Colombian gymnast Luisa Blanco is living one dream while on the verge of achieving another.
The 21-year-old made her Pan American Games debut on Sunday (22 October 2023) in Santiago, Chile, some five years after competing for the first time internationally as a senior at the 2018 International Gymnix, representing Team USA.
"It's literally the biggest thing that I can come out here and represent where my parents are from and where my family's from. I've grown up Colombian my whole life," Blanco told Olympics.com after competition. "Despite living in the States, I've always had close ties to my heritage, so it's a really full-circle moment for me."
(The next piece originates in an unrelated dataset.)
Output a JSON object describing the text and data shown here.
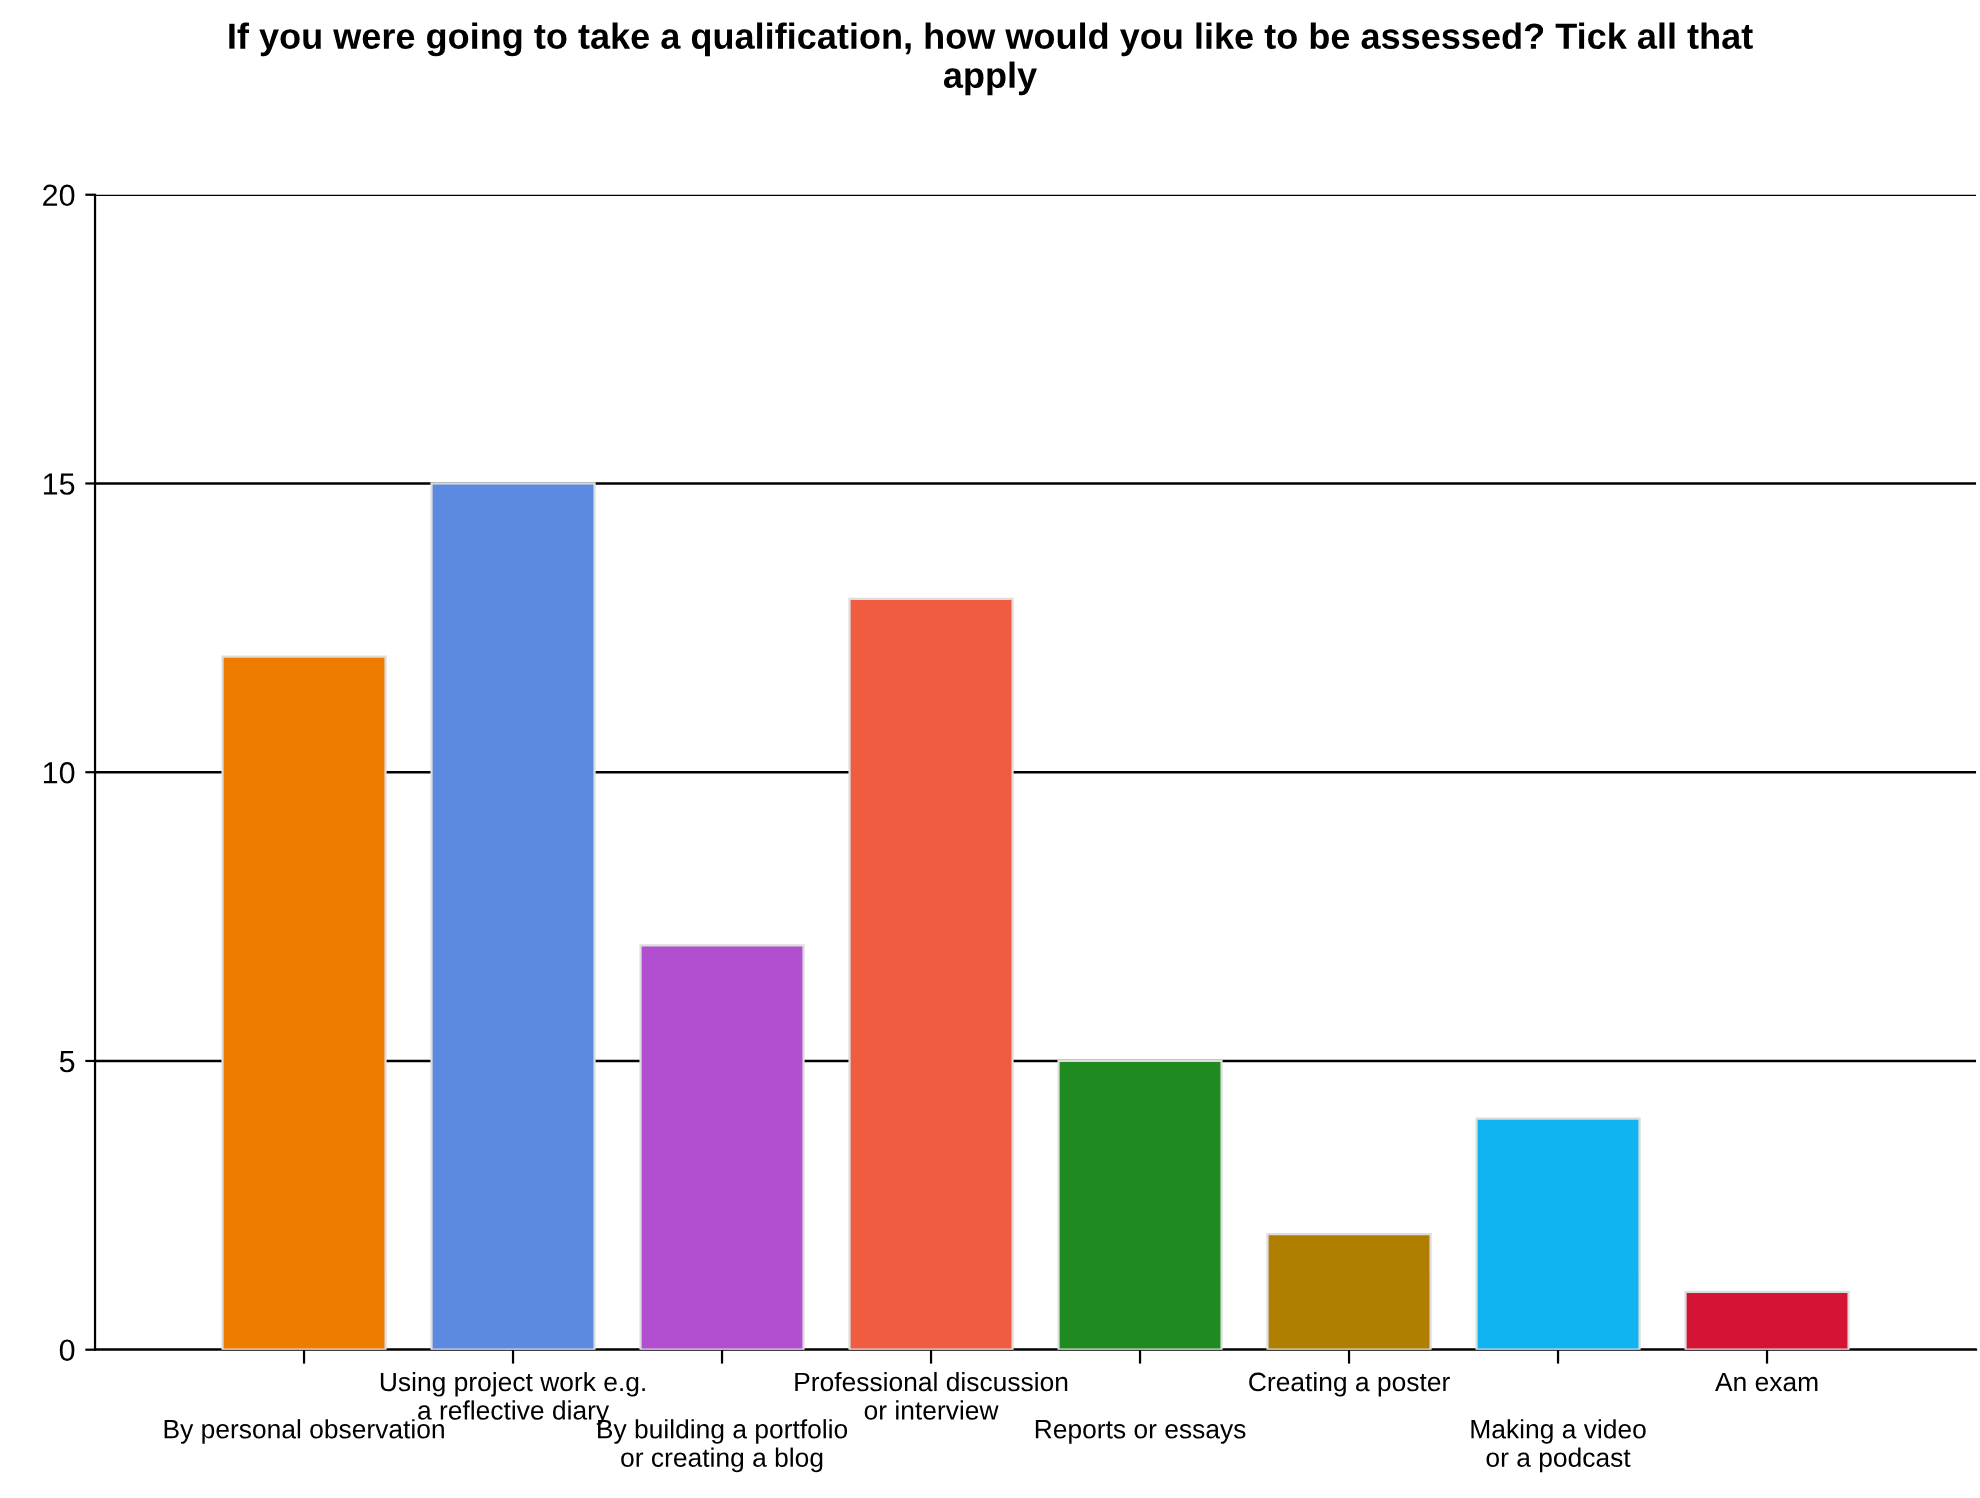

After two of three subdivisions, Blanco sits sixth in the all-around standings and is the highest ranked, Olympic quota-eligible athlete behind three Americans and two Mexicans, two NOCs that have maxed out their Paris 2024 quotas in women's artistic gymnastics.
In Monday's all-around final, a repeat performance would be a crowning achievement.
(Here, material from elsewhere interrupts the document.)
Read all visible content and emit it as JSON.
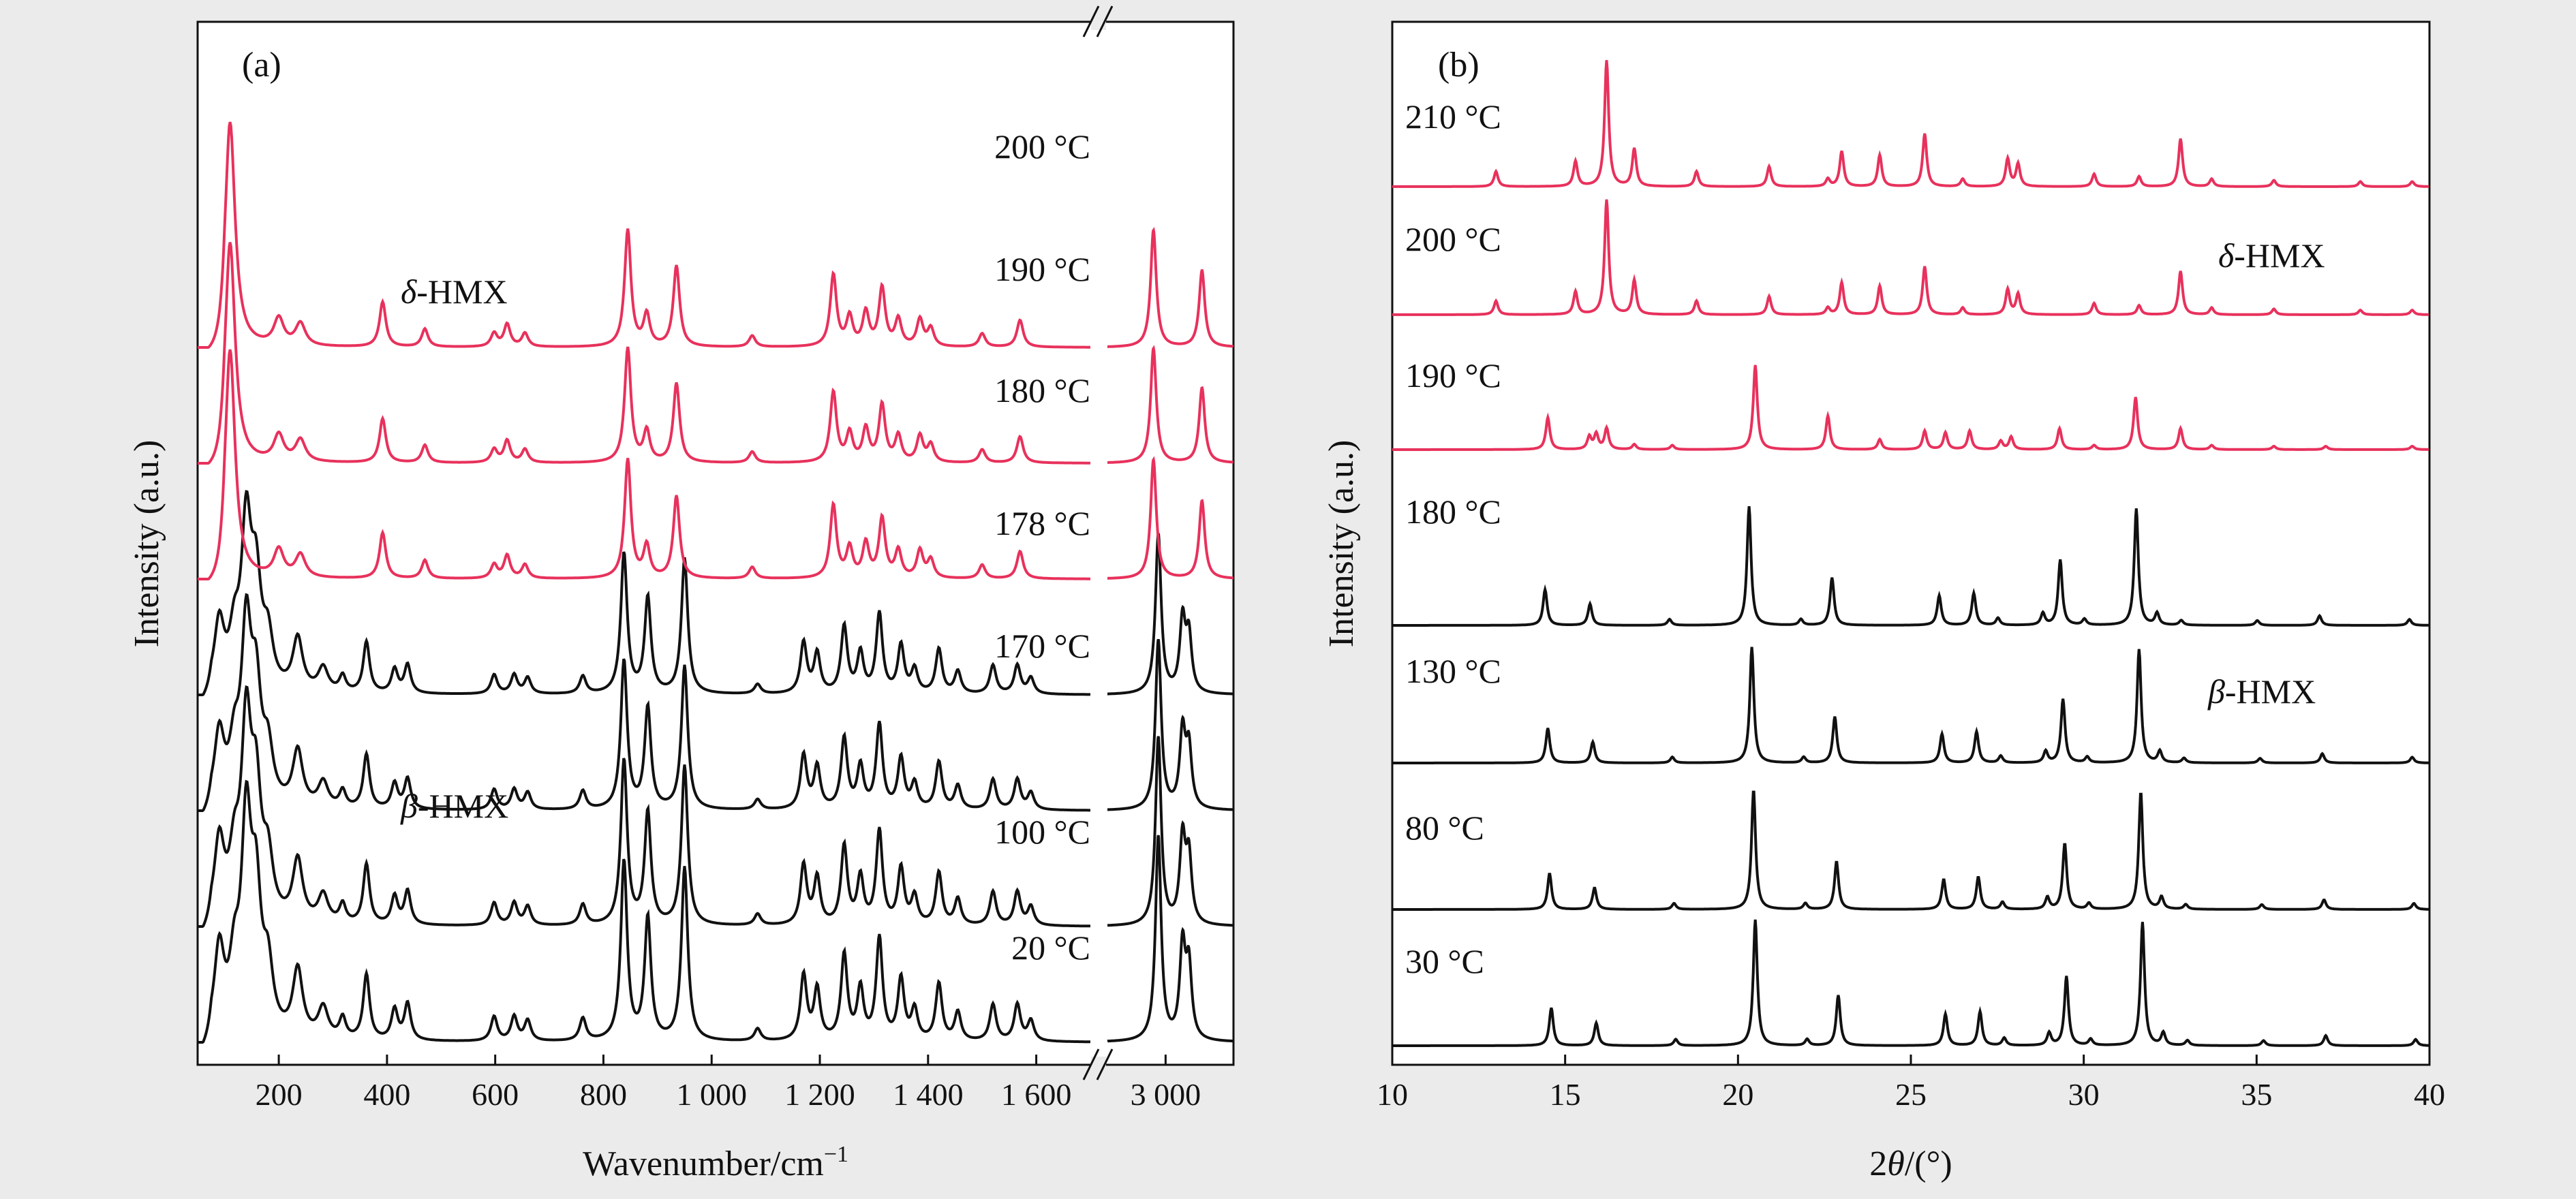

"I feel like I can't even put my head there yet," she admitted. "It would be a dream come true and I know everyone says it, but you work your entire life for this and you just want to enjoy it so I'm not even thinking about it."
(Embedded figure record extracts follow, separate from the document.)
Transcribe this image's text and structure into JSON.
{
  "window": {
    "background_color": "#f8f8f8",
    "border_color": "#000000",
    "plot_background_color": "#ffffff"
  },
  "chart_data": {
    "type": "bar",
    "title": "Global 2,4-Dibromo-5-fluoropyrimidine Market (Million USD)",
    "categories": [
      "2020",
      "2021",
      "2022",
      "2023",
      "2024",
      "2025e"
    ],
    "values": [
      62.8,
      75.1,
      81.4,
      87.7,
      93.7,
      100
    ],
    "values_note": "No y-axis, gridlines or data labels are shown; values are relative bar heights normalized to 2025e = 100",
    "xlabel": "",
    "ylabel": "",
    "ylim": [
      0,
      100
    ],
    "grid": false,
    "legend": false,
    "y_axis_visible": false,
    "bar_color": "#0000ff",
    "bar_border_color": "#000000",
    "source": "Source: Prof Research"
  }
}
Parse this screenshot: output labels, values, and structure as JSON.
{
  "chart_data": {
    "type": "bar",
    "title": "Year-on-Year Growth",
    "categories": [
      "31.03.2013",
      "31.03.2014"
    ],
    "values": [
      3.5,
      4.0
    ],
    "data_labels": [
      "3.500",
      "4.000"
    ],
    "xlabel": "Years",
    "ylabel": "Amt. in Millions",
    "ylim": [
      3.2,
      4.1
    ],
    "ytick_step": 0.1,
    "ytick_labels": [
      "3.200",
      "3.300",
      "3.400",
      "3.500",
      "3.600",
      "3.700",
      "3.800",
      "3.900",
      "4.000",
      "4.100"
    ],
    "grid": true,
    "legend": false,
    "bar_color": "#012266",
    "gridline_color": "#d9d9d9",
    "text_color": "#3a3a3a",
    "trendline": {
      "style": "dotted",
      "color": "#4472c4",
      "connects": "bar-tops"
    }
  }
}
Luisa Blanco: Working under Suni Lee's coach and studying for a master's
That Blanco is even competing in elite gymnastics is a feat in and of itself.
She somehow balances training in Minneapolis under coach Jess Graba - who also looks after Olympic all-around champion Sunisa Lee - with her final year at the University of Alabama where she is studying for a master's degree.
"It's been a crazy ride. I've been going since NCAAs in April. I started training with Jess in the summer and then it was back and forth, bouncing from Bama to Minnesota, and then competing in Colombia," Blanco said of her schedule. "All the fun things, all while getting a master's degree, so it's been a heck of a ride."
One well worth it and one she would have made earlier in her career had something not been missing.
"It's a long time coming. I wanted to do it since I was little. Unfortunately, just the situation I was in and my love for the sport just wasn't there," Blanco explained. "But I've regained it a lot in college so, in my last year, I just figured I want to go out with no regrets."